Above all things have intense and unfailing love for one another, for love covers a multitude of sins [forgives and disregards the offenses of others]. I Peter 4:8(Amplified Bible)
In the wee hours of this morning I was meditating on the unfailing love of God. I have never liked the phrase unconditional love. It presents a kind of mind set which I think is rampant in our society and has taken hold of the church as well. The concept is that our actions have no real consequences. To say that God loves us unconditionally, to me, gives the idea that if God loves us it does not matter what we do. His love has no conditions to place on us. Now before you start to think that I am saying that God does not really love us stop! Consider this, what father, if he loves his son does not want his son to grow up to be a man of honor? What mother wants her daughter to grow up to a life of abuse and brokeness due to her own choices? The point is that true love is never unconditional because the one who loves wants the best for the one they love. It would not be enough to have loved our children immensely and never guide them to make right choices.
The reality that I believe people are seeking to say when they use the word unconditional love is really best expressed in the Biblical term "unfailing love." Saying we place expectations on all those we truly love does not mean that we don't love them even when they fail those expectations. The father whose son chooses to go his own way and ends up in disgrace, if they truly love them, will love them even in their disgrace. The mother who truly loves her daughter will continue loving her even if she ends up in the worst places her nightmares ever took her. Loving our children cannot fully undo the consequences that come as a result of their wrong actions.
Unfailing love means that love never ends. It never gives up on us no matter how far we have strayed from its desire for us. This is the love that God felt when He sent Jesus to the world. this is the love that Jesus felt for the Father and for His lost creation as he gave his life up to redeem it. This is the love that we are to allow to flow through us from Him to the world He loves.
As I meditated on these thoughts I suddenly remembered a friendship that had gone wrong many years ago. He fancied himself to be a prophet. I saw his prophecies were not only flawed by their lack of fulfillment but also in their intention to manipulate others.
I would still say that my discernment on this level was true. A doctor cannot help his or her patient unless they make an accurate assessment of their illness. To say that we are judging when we see the reality of a person's need of transformation is incorrect. But I must also say that I did not stop at discernment. I often tell my prophetic friends, "do not presume to correct someone until you have wept for them." I mean by this that we must rid ourselves of animosity and self righteousness to the point where it deeply breaks our heart to see another overtaken in a fault. Scripture tells us this in saying,
"Brethren, even if anyone is caught in any trespass, you who are spiritual, restore such a one in a spirit of gentleness; each one looking to yourself, so that you too will not be tempted." Galatians 6:1
The truth is that I did not have this kind of heart in those days. I was just a Christian, over forty years ago, and was pretty much full of myself. I had started our friendship with a real love for him but one day in a moment of anger he told me he was a man of God and I was not and that he wanted nothing to do with me again. I did leave him alone but not in my heart. I placed him firmly in my prison of unforgiveness.

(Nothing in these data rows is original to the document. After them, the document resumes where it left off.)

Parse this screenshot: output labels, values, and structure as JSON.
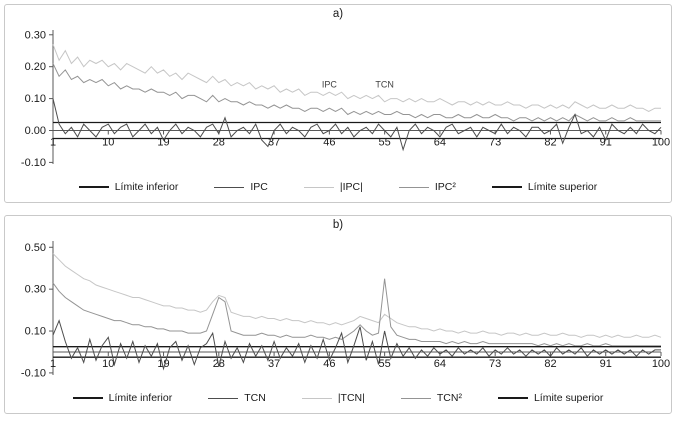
{
  "page": {
    "background": "#ffffff"
  },
  "chart_data": [
    {
      "type": "line",
      "title": "a)",
      "xlabel": "",
      "ylabel": "",
      "xlim": [
        1,
        100
      ],
      "ylim": [
        -0.105,
        0.315
      ],
      "x_ticks": [
        1,
        10,
        19,
        28,
        37,
        46,
        55,
        64,
        73,
        82,
        91,
        100
      ],
      "y_ticks": [
        0.3,
        0.2,
        0.1,
        0.0,
        -0.1
      ],
      "y_tick_labels": [
        "0.30",
        "0.20",
        "0.10",
        "0.00",
        "-0.10"
      ],
      "grid": false,
      "legend_position": "bottom",
      "draw_order": [
        2,
        3,
        0,
        4,
        1
      ],
      "annotations": [
        {
          "text": "IPC",
          "x": 46,
          "y": 0.135
        },
        {
          "text": "TCN",
          "x": 55,
          "y": 0.135
        }
      ],
      "series": [
        {
          "name": "Límite inferior",
          "color": "#1a1a1a",
          "lw": 1.3,
          "value": -0.025
        },
        {
          "name": "IPC",
          "color": "#4d4d4d",
          "lw": 1,
          "values": [
            0.1,
            0.02,
            -0.01,
            0.01,
            -0.02,
            0.02,
            0.0,
            -0.02,
            0.01,
            0.02,
            -0.01,
            0.01,
            0.02,
            -0.02,
            0.0,
            0.02,
            -0.01,
            0.01,
            -0.03,
            0.0,
            0.02,
            -0.01,
            0.01,
            0.0,
            -0.02,
            0.01,
            0.02,
            -0.01,
            0.04,
            -0.02,
            0.0,
            0.01,
            -0.01,
            0.02,
            -0.03,
            -0.05,
            0.0,
            0.02,
            -0.01,
            0.01,
            0.0,
            -0.02,
            0.01,
            0.02,
            -0.01,
            0.0,
            0.02,
            -0.01,
            0.01,
            -0.02,
            0.0,
            0.01,
            -0.01,
            0.02,
            0.0,
            -0.02,
            0.01,
            -0.06,
            0.0,
            0.02,
            -0.01,
            0.01,
            0.0,
            -0.02,
            0.01,
            0.02,
            -0.01,
            0.0,
            0.01,
            -0.02,
            0.01,
            0.0,
            -0.01,
            0.02,
            -0.01,
            0.01,
            0.0,
            -0.02,
            0.01,
            0.01,
            -0.01,
            0.0,
            0.02,
            -0.04,
            0.01,
            0.05,
            -0.01,
            0.0,
            -0.02,
            0.01,
            -0.03,
            0.02,
            0.0,
            -0.01,
            0.01,
            -0.01,
            0.02,
            0.0,
            -0.01,
            0.01
          ]
        },
        {
          "name": "|IPC|",
          "color": "#c6c6c6",
          "lw": 1,
          "values": [
            0.27,
            0.22,
            0.25,
            0.21,
            0.23,
            0.2,
            0.22,
            0.21,
            0.22,
            0.2,
            0.21,
            0.19,
            0.21,
            0.2,
            0.19,
            0.18,
            0.2,
            0.18,
            0.19,
            0.17,
            0.18,
            0.16,
            0.18,
            0.17,
            0.16,
            0.15,
            0.17,
            0.15,
            0.16,
            0.14,
            0.15,
            0.14,
            0.15,
            0.13,
            0.14,
            0.13,
            0.14,
            0.12,
            0.13,
            0.12,
            0.13,
            0.11,
            0.12,
            0.12,
            0.11,
            0.12,
            0.11,
            0.12,
            0.1,
            0.11,
            0.1,
            0.11,
            0.1,
            0.11,
            0.09,
            0.1,
            0.1,
            0.09,
            0.1,
            0.09,
            0.1,
            0.09,
            0.09,
            0.1,
            0.09,
            0.08,
            0.09,
            0.09,
            0.08,
            0.09,
            0.08,
            0.09,
            0.08,
            0.08,
            0.09,
            0.08,
            0.08,
            0.07,
            0.08,
            0.08,
            0.07,
            0.08,
            0.07,
            0.08,
            0.07,
            0.09,
            0.08,
            0.07,
            0.08,
            0.07,
            0.07,
            0.08,
            0.07,
            0.07,
            0.08,
            0.07,
            0.07,
            0.06,
            0.07,
            0.07
          ]
        },
        {
          "name": "IPC²",
          "color": "#949494",
          "lw": 1,
          "values": [
            0.21,
            0.17,
            0.19,
            0.16,
            0.17,
            0.15,
            0.16,
            0.15,
            0.16,
            0.14,
            0.15,
            0.13,
            0.14,
            0.13,
            0.13,
            0.12,
            0.13,
            0.12,
            0.12,
            0.11,
            0.12,
            0.1,
            0.11,
            0.11,
            0.1,
            0.09,
            0.11,
            0.09,
            0.1,
            0.09,
            0.09,
            0.08,
            0.09,
            0.08,
            0.08,
            0.07,
            0.08,
            0.07,
            0.08,
            0.07,
            0.07,
            0.06,
            0.07,
            0.07,
            0.06,
            0.07,
            0.06,
            0.07,
            0.05,
            0.06,
            0.05,
            0.06,
            0.05,
            0.06,
            0.05,
            0.05,
            0.06,
            0.05,
            0.05,
            0.04,
            0.05,
            0.04,
            0.05,
            0.05,
            0.04,
            0.04,
            0.05,
            0.04,
            0.04,
            0.05,
            0.04,
            0.04,
            0.05,
            0.04,
            0.04,
            0.03,
            0.04,
            0.04,
            0.03,
            0.04,
            0.03,
            0.04,
            0.03,
            0.04,
            0.03,
            0.05,
            0.04,
            0.03,
            0.04,
            0.03,
            0.03,
            0.04,
            0.03,
            0.03,
            0.04,
            0.03,
            0.03,
            0.03,
            0.03,
            0.03
          ]
        },
        {
          "name": "Límite superior",
          "color": "#1a1a1a",
          "lw": 1.3,
          "value": 0.025
        }
      ]
    },
    {
      "type": "line",
      "title": "b)",
      "xlabel": "",
      "ylabel": "",
      "xlim": [
        1,
        100
      ],
      "ylim": [
        -0.11,
        0.53
      ],
      "x_ticks": [
        1,
        10,
        19,
        28,
        37,
        46,
        55,
        64,
        73,
        82,
        91,
        100
      ],
      "y_ticks": [
        0.5,
        0.3,
        0.1,
        -0.1
      ],
      "y_tick_labels": [
        "0.50",
        "0.30",
        "0.10",
        "-0.10"
      ],
      "grid": false,
      "legend_position": "bottom",
      "draw_order": [
        2,
        3,
        0,
        4,
        1
      ],
      "annotations": [],
      "series": [
        {
          "name": "Límite inferior",
          "color": "#1a1a1a",
          "lw": 1.3,
          "value": -0.025
        },
        {
          "name": "TCN",
          "color": "#4d4d4d",
          "lw": 1,
          "values": [
            0.08,
            0.15,
            0.05,
            -0.03,
            0.02,
            -0.05,
            0.06,
            -0.04,
            0.03,
            0.07,
            -0.06,
            0.04,
            -0.03,
            0.05,
            -0.05,
            0.03,
            -0.02,
            0.04,
            -0.08,
            0.02,
            0.05,
            -0.04,
            0.03,
            -0.06,
            0.02,
            0.04,
            0.09,
            -0.07,
            0.05,
            -0.03,
            0.02,
            -0.05,
            0.04,
            -0.02,
            0.03,
            -0.04,
            0.05,
            -0.03,
            0.02,
            -0.02,
            0.04,
            -0.05,
            0.03,
            -0.03,
            0.06,
            -0.04,
            0.02,
            0.09,
            -0.05,
            0.03,
            0.12,
            -0.04,
            0.05,
            -0.06,
            0.1,
            -0.03,
            0.04,
            -0.02,
            0.02,
            -0.03,
            0.01,
            -0.02,
            0.02,
            -0.01,
            0.01,
            -0.02,
            0.02,
            -0.01,
            0.01,
            -0.01,
            0.02,
            -0.02,
            0.01,
            -0.01,
            0.02,
            -0.01,
            0.01,
            -0.02,
            0.01,
            -0.01,
            0.01,
            -0.02,
            0.02,
            -0.01,
            0.01,
            -0.01,
            0.02,
            -0.02,
            0.01,
            -0.01,
            0.01,
            -0.01,
            0.01,
            -0.01,
            0.01,
            -0.02,
            0.01,
            -0.01,
            0.01,
            0.01
          ]
        },
        {
          "name": "|TCN|",
          "color": "#c6c6c6",
          "lw": 1,
          "values": [
            0.47,
            0.44,
            0.41,
            0.39,
            0.37,
            0.35,
            0.34,
            0.32,
            0.31,
            0.3,
            0.29,
            0.28,
            0.27,
            0.26,
            0.26,
            0.25,
            0.24,
            0.23,
            0.22,
            0.22,
            0.21,
            0.21,
            0.2,
            0.2,
            0.19,
            0.2,
            0.24,
            0.27,
            0.26,
            0.19,
            0.18,
            0.17,
            0.17,
            0.16,
            0.17,
            0.16,
            0.16,
            0.15,
            0.16,
            0.15,
            0.15,
            0.14,
            0.15,
            0.14,
            0.14,
            0.13,
            0.14,
            0.13,
            0.14,
            0.15,
            0.17,
            0.16,
            0.15,
            0.14,
            0.18,
            0.16,
            0.14,
            0.13,
            0.12,
            0.12,
            0.11,
            0.11,
            0.1,
            0.11,
            0.1,
            0.1,
            0.09,
            0.1,
            0.09,
            0.09,
            0.1,
            0.09,
            0.09,
            0.08,
            0.09,
            0.09,
            0.08,
            0.09,
            0.08,
            0.08,
            0.09,
            0.08,
            0.08,
            0.09,
            0.08,
            0.08,
            0.07,
            0.08,
            0.08,
            0.07,
            0.08,
            0.07,
            0.08,
            0.07,
            0.07,
            0.08,
            0.07,
            0.07,
            0.08,
            0.07
          ]
        },
        {
          "name": "TCN²",
          "color": "#949494",
          "lw": 1,
          "values": [
            0.33,
            0.29,
            0.26,
            0.24,
            0.22,
            0.2,
            0.19,
            0.18,
            0.17,
            0.16,
            0.15,
            0.15,
            0.14,
            0.13,
            0.13,
            0.12,
            0.12,
            0.11,
            0.11,
            0.1,
            0.1,
            0.1,
            0.09,
            0.09,
            0.09,
            0.1,
            0.18,
            0.26,
            0.24,
            0.1,
            0.09,
            0.08,
            0.08,
            0.08,
            0.09,
            0.08,
            0.08,
            0.07,
            0.08,
            0.07,
            0.07,
            0.07,
            0.08,
            0.07,
            0.07,
            0.06,
            0.07,
            0.06,
            0.08,
            0.1,
            0.13,
            0.1,
            0.08,
            0.09,
            0.35,
            0.12,
            0.08,
            0.07,
            0.06,
            0.06,
            0.05,
            0.05,
            0.05,
            0.05,
            0.04,
            0.05,
            0.04,
            0.05,
            0.04,
            0.04,
            0.05,
            0.04,
            0.04,
            0.04,
            0.04,
            0.04,
            0.04,
            0.04,
            0.04,
            0.03,
            0.04,
            0.03,
            0.04,
            0.03,
            0.04,
            0.03,
            0.03,
            0.04,
            0.03,
            0.03,
            0.04,
            0.03,
            0.03,
            0.03,
            0.03,
            0.03,
            0.03,
            0.03,
            0.03,
            0.03
          ]
        },
        {
          "name": "Límite superior",
          "color": "#1a1a1a",
          "lw": 1.3,
          "value": 0.025
        }
      ]
    }
  ]
}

It was amazing how easy it was for me to see his faults and warn others of the disaster they would face if they associated with him. I never thought for a moment that what I was doing displeased God. Eventually he ended up in a psychiatric hospital. Part of what he felt was his road to healing was to ask my forgiveness and to admit that I had been right in my seeking to correct him. He did so and I gallantly forgave him. Still I had no understanding that I had failed him or God in any way. I did not resume a relationship with him and he struggled but finally came to a place of healing and is in very effective full time ministry today.
It was years later that I came to understand that I could have helped him much more than I did. I see today that what was lacking in my heart was not truth - I was correct in my thoughts about what he was doing and I was even correct in seeking to lead him away from his fault. The word that I gave him from the Word was faithful to help him even when I was not. What was missing was unfailing love. When he rejected me I quietly responded in kind. Today I grieved once more that I did not overlook his rejection and stayed firm in my resolve to help him. I did not need to be quiet. I needed to keep loving him when he reacted to the discipline of God. Sadly I have seen this characteristic in my life expressed more than once.
Perhaps the most tragic part of the whole thing is that I know I could have helped so many much more than I have if I had settled in my heart that if I did not feel kindness - God's unfailing love - towards others that I would pray until I had it deeply rooted for them.
Again I see this principle of truth meeting mercy. How vital that we understand it. How vital that we live it. I would be a coward to let my friend go off the cliff and say nothing to him because I did not want to "offend" him. I am worse than a coward if when he tells me to keep my mouth shut that I give up on him. I don't need to fight or flee. I need to stand. That means I speak the truth in love. Truth and mercy must kiss. And when they do unfailing love is the result.
Jesus never gave up on me, nor will he ever do so. He has disciplined me almost to the point of death to keep my soul from perishing eternally and I love him for it. But when I rejected him in the midst of this vital discipline he did not reject me. His unfailing love never ends.